Wien - Pop ist immer nur so wahr wie jene Emotionen, die er beim Hörer auszulösen vermag. Dazu muss man allerdings von der heute möglicherweise etwas unzynischen These ausgehen, das es sich bei Pop nicht bloß um irgendeine weitere Facette des Konsum- und Freizeitverhaltens handelt. In der bejahenden Identifikation mit Pop geht es vor allem auch um "Wissen" - und um den Anspruch hier vermittelter existenzieller Wahrheiten.

Kritische Distanz oder teilnehmende Beobachtung gegenüber unreflektierter Nähe? Geschenkt! Wer bei Kraftwerk an Elektrizitätsgewinnung und nicht an das Herz erweiternde Musik denkt, der wird für dieses Thema ohnehin nie zu gewinnen sein.

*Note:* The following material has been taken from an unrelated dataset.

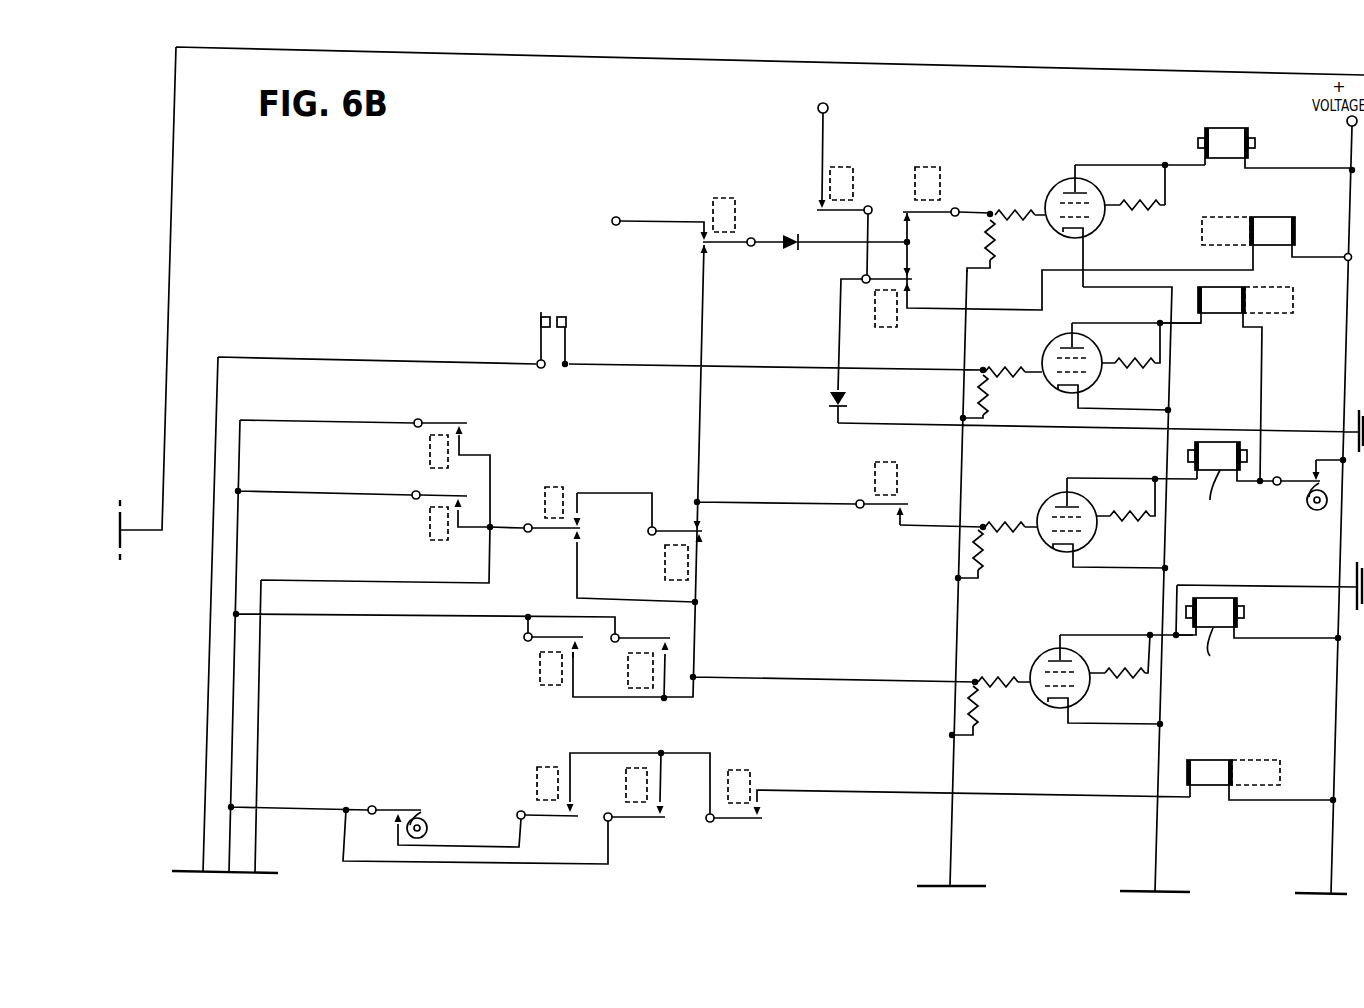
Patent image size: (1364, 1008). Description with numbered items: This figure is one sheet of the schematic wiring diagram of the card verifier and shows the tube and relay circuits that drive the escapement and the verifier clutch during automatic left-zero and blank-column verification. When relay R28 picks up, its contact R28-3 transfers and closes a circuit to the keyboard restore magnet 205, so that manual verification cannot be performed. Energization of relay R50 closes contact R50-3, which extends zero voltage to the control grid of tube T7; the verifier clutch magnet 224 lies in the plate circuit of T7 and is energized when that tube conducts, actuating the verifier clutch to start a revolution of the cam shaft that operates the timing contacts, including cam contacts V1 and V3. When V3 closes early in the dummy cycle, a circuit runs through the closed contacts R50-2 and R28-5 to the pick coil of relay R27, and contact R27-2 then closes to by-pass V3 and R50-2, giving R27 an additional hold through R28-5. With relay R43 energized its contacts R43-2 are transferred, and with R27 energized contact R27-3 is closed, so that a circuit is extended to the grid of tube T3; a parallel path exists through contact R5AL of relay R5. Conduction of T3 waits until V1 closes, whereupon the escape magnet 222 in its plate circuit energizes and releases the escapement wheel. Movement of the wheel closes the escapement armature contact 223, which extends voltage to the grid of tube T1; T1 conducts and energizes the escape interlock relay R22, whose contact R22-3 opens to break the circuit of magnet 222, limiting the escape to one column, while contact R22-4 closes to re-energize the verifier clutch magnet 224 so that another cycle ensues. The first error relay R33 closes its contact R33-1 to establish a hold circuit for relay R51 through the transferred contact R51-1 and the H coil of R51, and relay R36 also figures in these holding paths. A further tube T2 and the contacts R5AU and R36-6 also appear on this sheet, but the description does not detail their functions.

Insofern handelt es sich beim zweiten, Anfang dieses Jahres erschienenen Album I Am A Bird Now des großen, New Yorker Tragöden Antony um eine der zwingendsten Einladungen seit Langem, mit seinem Gefühlshaushalt bezüglich Musik verschwenderisch umzugehen.

Antony ist ein androgyner, wunderbar und kraftvoll und deshalb trotz aller Selbstunsicherheiten immer auch bestimmt und mit Nachdruck tremolierender und falsettierender Sänger mit einem im Körper eines Footballspielers gefangenen Zauberwesen zwischen Mann und Frau. Und er verhandelt am Klavier mit seiner kleinen, streicherlastigen Begleitband The Johnsons in seinen anrührenden und schmerzensreichen Balladen eine bessere Welt. Die kündet eben auch davon, dass Körper und Geschlecht sich trotz aller strikten Regulative gerade deshalb nicht an gesellschaftliche Bedingungen anpassen müssen. Der 35-Jährige im Interview mit dem STANDARD:

"Natürlich lege ich es nicht explizit darauf an, meine Hörer zu Tränen zu rühren. Ein bisschen stolz macht es mich aber schon, wenn das Publikum seine Reserviertheit aufgibt und in meiner Musik zerfließt. Schließlich will ich ja niemanden nach unten ziehen, sondern eine erlösende Wirkung erzielen. Ich hoffe immer, dass die Leute aus meinen Konzerten Kraft beziehen und mit aufrechtem Haupt nach Hause gehen. Ich finde es sehr interessant zu sehen, wie meine ja doch emotional erheblich aufgeladenen Songs auf andere Leute wirken - und wie sie sie verändern."

Seelenerforschung "One day I will grow up, I will be a beautiful woman. One day I will grow up, I will be a beautiful girl. But for today I am a child, but today I am a boy." Songs wie For Today I Am A Boy, das am Ende in ein seliges : "One day I'll feel the power in me!" mündet, definieren dabei neben programmatischen Stücken wie Hope There's Someone oder Fistfull Of Love eine künstlerische Vision, die sich einer heute völlig unzeitgemäßen stilistischen Form verschrieben hat.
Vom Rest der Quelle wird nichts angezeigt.